I was in Lon’s backyard—his lush Garden of Eden that looked out over the cliff across the Pacific. Behind me was the welcoming harbor of a redwood deck and his covered patio, where we drank jasmine tea in the afternoon. Where we watched Jupe play fetch with Foxglove. Where we ate dinner on warm nights
and talked and laughed and made plans.
I was safe. Home.
I stared up at Lon for an extended moment, lingering over the long hollows of his cheeks and tight furrow bisecting his worried brow. He was shifted. The green and gold of his flaming halo flickered over his ruddy, spiraling horns. Usually when his halo was big and transmutated like this, it cast long shadows over his face. But his features seemed brighter than usual. Ah, my halo was doing that, lighting his face from the front with a silvery glow.
My halo. Too bright. The parking garage. It all snapped back.
Panicking, I reached a searching hand down my backside. No reptilian tail. But I hadn’t imagined it: my fingers found a gaping tear in my jeans where it burst through.
“Oh, God, no,” I whispered, the words drowned in a fit of uncontrollable sobbing.
Intense green eyes stared down at me, serious and commanding. “Show me,” he said in a low voice.
I’d never been so thankful for his ability. It was a relief to just remember everything, instead of trying to explain it.

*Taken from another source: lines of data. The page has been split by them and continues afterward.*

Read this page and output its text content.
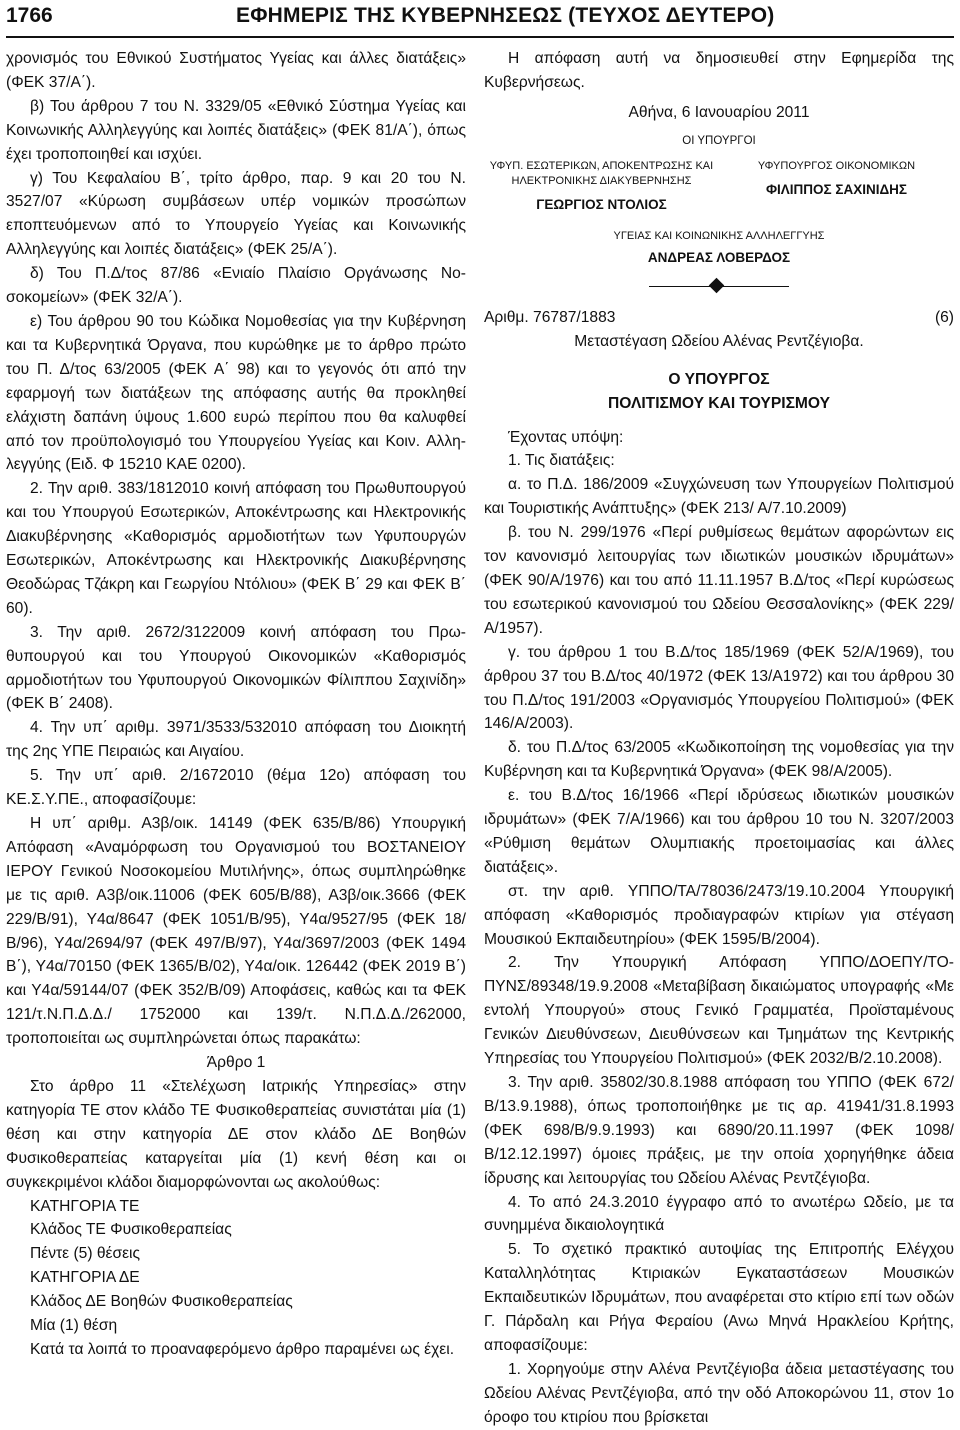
1766	ΕΦΗΜΕΡΙΣ ΤΗΣ ΚΥΒΕΡΝΗΣΕΩΣ (ΤΕΥΧΟΣ ΔΕΥΤΕΡΟ)

χρονισμός του Εθνικού Συστήματος Υγείας και άλλες διατάξεις» (ΦΕΚ 37/Α΄).

β) Του άρθρου 7 του Ν. 3329/05 «Εθνικό Σύστημα Υγείας και Κοινωνικής Αλληλεγγύης και λοιπές διατάξεις» (ΦΕΚ 81/Α΄), όπως έχει τροποποιηθεί και ισχύει.

γ) Του Κεφαλαίου Β΄, τρίτο άρθρο, παρ. 9 και 20 του Ν. 3527/07 «Κύρωση συμβάσεων υπέρ νομικών προσώπων εποπτευόμενων από το Υπουργείο Υγείας και Κοινωνικής Αλληλεγγύης και λοιπές διατάξεις» (ΦΕΚ 25/Α΄).

δ) Του Π.Δ/τος 87/86 «Ενιαίο Πλαίσιο Οργάνωσης Νοσοκομείων» (ΦΕΚ 32/Α΄).

ε) Του άρθρου 90 του Κώδικα Νομοθεσίας για την Κυβέρνηση και τα Κυβερνητικά Όργανα, που κυρώθηκε με το άρθρο πρώτο του Π. Δ/τος 63/2005 (ΦΕΚ Α΄ 98) και το γεγονός ότι από την εφαρμογή των διατάξεων της απόφασης αυτής θα προκληθεί ελάχιστη δαπάνη ύψους 1.600 ευρώ περίπου που θα καλυφθεί από τον προϋπολογισμό του Υπουργείου Υγείας και Κοιν. Αλληλεγγύης (Ειδ. Φ 15210 ΚΑΕ 0200).

2. Την αριθ. 383/1812010 κοινή απόφαση του Πρωθυπουργού και του Υπουργού Εσωτερικών, Αποκέντρωσης και Ηλεκτρονικής Διακυβέρνησης «Καθορισμός αρμοδιοτήτων των Υφυπουργών Εσωτερικών, Αποκέντρωσης και Ηλεκτρονικής Διακυβέρνησης Θεοδώρας Τζάκρη και Γεωργίου Ντόλιου» (ΦΕΚ Β΄ 29 και ΦΕΚ Β΄ 60).

3. Την αριθ. 2672/3122009 κοινή απόφαση του Πρωθυπουργού και του Υπουργού Οικονομικών «Καθορισμός αρμοδιοτήτων του Υφυπουργού Οικονομικών Φίλιππου Σαχινίδη» (ΦΕΚ Β΄ 2408).

4. Την υπ΄ αριθμ. 3971/3533/532010 απόφαση του Διοικητή της 2ης ΥΠΕ Πειραιώς και Αιγαίου.

5. Την υπ΄ αριθ. 2/1672010 (θέμα 12ο) απόφαση του ΚΕ.Σ.Υ.ΠΕ., αποφασίζουμε:

Η υπ΄ αριθμ. Α3β/οικ. 14149 (ΦΕΚ 635/Β/86) Υπουργική Απόφαση «Αναμόρφωση του Οργανισμού του ΒΟΣΤΑΝΕΙΟΥ ΙΕΡΟΥ Γενικού Νοσοκομείου Μυτιλήνης», όπως συμπληρώθηκε με τις αριθ. Α3β/οικ.11006 (ΦΕΚ 605/Β/88), Α3β/οικ.3666 (ΦΕΚ 229/Β/91), Υ4α/8647 (ΦΕΚ 1051/Β/95), Υ4α/9527/95 (ΦΕΚ 18/Β/96), Υ4α/2694/97 (ΦΕΚ 497/Β/97), Υ4α/3697/2003 (ΦΕΚ 1494 Β΄), Υ4α/70150 (ΦΕΚ 1365/Β/02), Υ4α/οικ. 126442 (ΦΕΚ 2019 Β΄) και Υ4α/59144/07 (ΦΕΚ 352/Β/09) Αποφάσεις, καθώς και τα ΦΕΚ 121/τ.Ν.Π.Δ.Δ./ 1752000 και 139/τ. Ν.Π.Δ.Δ./262000, τροποποιείται ως συμπληρώνεται όπως παρακάτω:

Άρθρο 1

Στο άρθρο 11 «Στελέχωση Ιατρικής Υπηρεσίας» στην κατηγορία ΤΕ στον κλάδο ΤΕ Φυσικοθεραπείας συνιστάται μία (1) θέση και στην κατηγορία ΔΕ στον κλάδο ΔΕ Βοηθών Φυσικοθεραπείας καταργείται μία (1) κενή θέση και οι συγκεκριμένοι κλάδοι διαμορφώνονται ως ακολούθως:

ΚΑΤΗΓΟΡΙΑ ΤΕ

Κλάδος ΤΕ Φυσικοθεραπείας

Πέντε (5) θέσεις

ΚΑΤΗΓΟΡΙΑ ΔΕ

Κλάδος ΔΕ Βοηθών Φυσικοθεραπείας

Μία (1) θέση

Κατά τα λοιπά το προαναφερόμενο άρθρο παραμένει ως έχει.

Η απόφαση αυτή να δημοσιευθεί στην Εφημερίδα της Κυβερνήσεως.

Αθήνα, 6 Ιανουαρίου 2011
ΟΙ ΥΠΟΥΡΓΟΙ
ΥΦΥΠ. ΕΣΩΤΕΡΙΚΩΝ, ΑΠΟΚΕΝΤΡΩΣΗΣ ΚΑΙ ΗΛΕΚΤΡΟΝΙΚΗΣ ΔΙΑΚΥΒΕΡΝΗΣΗΣ
ΓΕΩΡΓΙΟΣ ΝΤΟΛΙΟΣ
ΥΦΥΠΟΥΡΓΟΣ ΟΙΚΟΝΟΜΙΚΩΝ
ΦΙΛΙΠΠΟΣ ΣΑΧΙΝΙΔΗΣ
ΥΓΕΙΑΣ ΚΑΙ ΚΟΙΝΩΝΙΚΗΣ ΑΛΛΗΛΕΓΓΥΗΣ
ΑΝΔΡΕΑΣ ΛΟΒΕΡΔΟΣ
Αριθμ. 76787/1883	(6)

Μεταστέγαση Ωδείου Αλένας Ρεντζέγιοβα.

Ο ΥΠΟΥΡΓΟΣ
ΠΟΛΙΤΙΣΜΟΥ ΚΑΙ ΤΟΥΡΙΣΜΟΥ

Έχοντας υπόψη:

1. Τις διατάξεις:

α. το Π.Δ. 186/2009 «Συγχώνευση των Υπουργείων Πολιτισμού και Τουριστικής Ανάπτυξης» (ΦΕΚ 213/ Α/7.10.2009)

β. του Ν. 299/1976 «Περί ρυθμίσεως θεμάτων αφορώντων εις τον κανονισμό λειτουργίας των ιδιωτικών μουσικών ιδρυμάτων» (ΦΕΚ 90/Α/1976) και του από 11.11.1957 Β.Δ/τος «Περί κυρώσεως του εσωτερικού κανονισμού του Ωδείου Θεσσαλονίκης» (ΦΕΚ 229/Α/1957).

γ. του άρθρου 1 του Β.Δ/τος 185/1969 (ΦΕΚ 52/Α/1969), του άρθρου 37 του Β.Δ/τος 40/1972 (ΦΕΚ 13/Α1972) και του άρθρου 30 του Π.Δ/τος 191/2003 «Οργανισμός Υπουργείου Πολιτισμού» (ΦΕΚ 146/Α/2003).

δ. του Π.Δ/τος 63/2005 «Κωδικοποίηση της νομοθεσίας για την Κυβέρνηση και τα Κυβερνητικά Όργανα» (ΦΕΚ 98/Α/2005).

ε. του Β.Δ/τος 16/1966 «Περί ιδρύσεως ιδιωτικών μουσικών ιδρυμάτων» (ΦΕΚ 7/Α/1966) και του άρθρου 10 του Ν. 3207/2003 «Ρύθμιση θεμάτων Ολυμπιακής προετοιμασίας και άλλες διατάξεις».

στ. την αριθ. ΥΠΠΟ/ΤΑ/78036/2473/19.10.2004 Υπουργική απόφαση «Καθορισμός προδιαγραφών κτιρίων για στέγαση Μουσικού Εκπαιδευτηρίου» (ΦΕΚ 1595/Β/2004).

2. Την Υπουργική Απόφαση ΥΠΠΟ/ΔΟΕΠΥ/ΤΟΠΥΝΣ/89348/19.9.2008 «Μεταβίβαση δικαιώματος υπογραφής «Με εντολή Υπουργού» στους Γενικό Γραμματέα, Προϊσταμένους Γενικών Διευθύνσεων, Διευθύνσεων και Τμημάτων της Κεντρικής Υπηρεσίας του Υπουργείου Πολιτισμού» (ΦΕΚ 2032/Β/2.10.2008).

3. Την αριθ. 35802/30.8.1988 απόφαση του ΥΠΠΟ (ΦΕΚ 672/Β/13.9.1988), όπως τροποποιήθηκε με τις αρ. 41941/31.8.1993 (ΦΕΚ 698/Β/9.9.1993) και 6890/20.11.1997 (ΦΕΚ 1098/Β/12.12.1997) όμοιες πράξεις, με την οποία χορηγήθηκε άδεια ίδρυσης και λειτουργίας του Ωδείου Αλένας Ρεντζέγιοβα.

4. Το από 24.3.2010 έγγραφο από το ανωτέρω Ωδείο, με τα συνημμένα δικαιολογητικά

5. Το σχετικό πρακτικό αυτοψίας της Επιτροπής Ελέγχου Καταλληλότητας Κτιριακών Εγκαταστάσεων Μουσικών Εκπαιδευτικών Ιδρυμάτων, που αναφέρεται στο κτίριο επί των οδών Γ. Πάρδαλη και Ρήγα Φεραίου (Ανω Μηνά Ηρακλείου Κρήτης, αποφασίζουμε:

1. Χορηγούμε στην Αλένα Ρεντζέγιοβα άδεια μεταστέγασης του Ωδείου Αλένας Ρεντζέγιοβα, από την οδό Αποκορώνου 11, στον 1ο όροφο του κτιρίου που βρίσκεται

I didn’t have the strength to edit details, so I showed him everything—the conversation with Hajo, the man accosting me in the elevator, and the crazy details of what came after, tail and all.
If he was shocked, he didn’t show it. And I was thankful for that, too.
I don’t know if I killed him, I said internally. I don’t think I did, but I’m not sure. What if I did?
“Fucker deserved whatever he got.”
But—
“Stop worrying and let me handle that. You’re not hurt?”
I shook my head, but I wasn’t totally sure. I didn’t feel like I could move. Like all my energy had been sapped. Lon sat on the grass and pulled me into his lap. He held me close and ran his hands up and down my back as I blubbered and sniffled. And when I was all cried out, I asked, “Is my car here?”
The bass of his voice vibrated through my cheek. “I don’t think so.”
“Oh, God.” What the hell had I done? Slipped through time? Flown here? Beamed myself thirty miles to the coast without the help of the Starship Enterprise?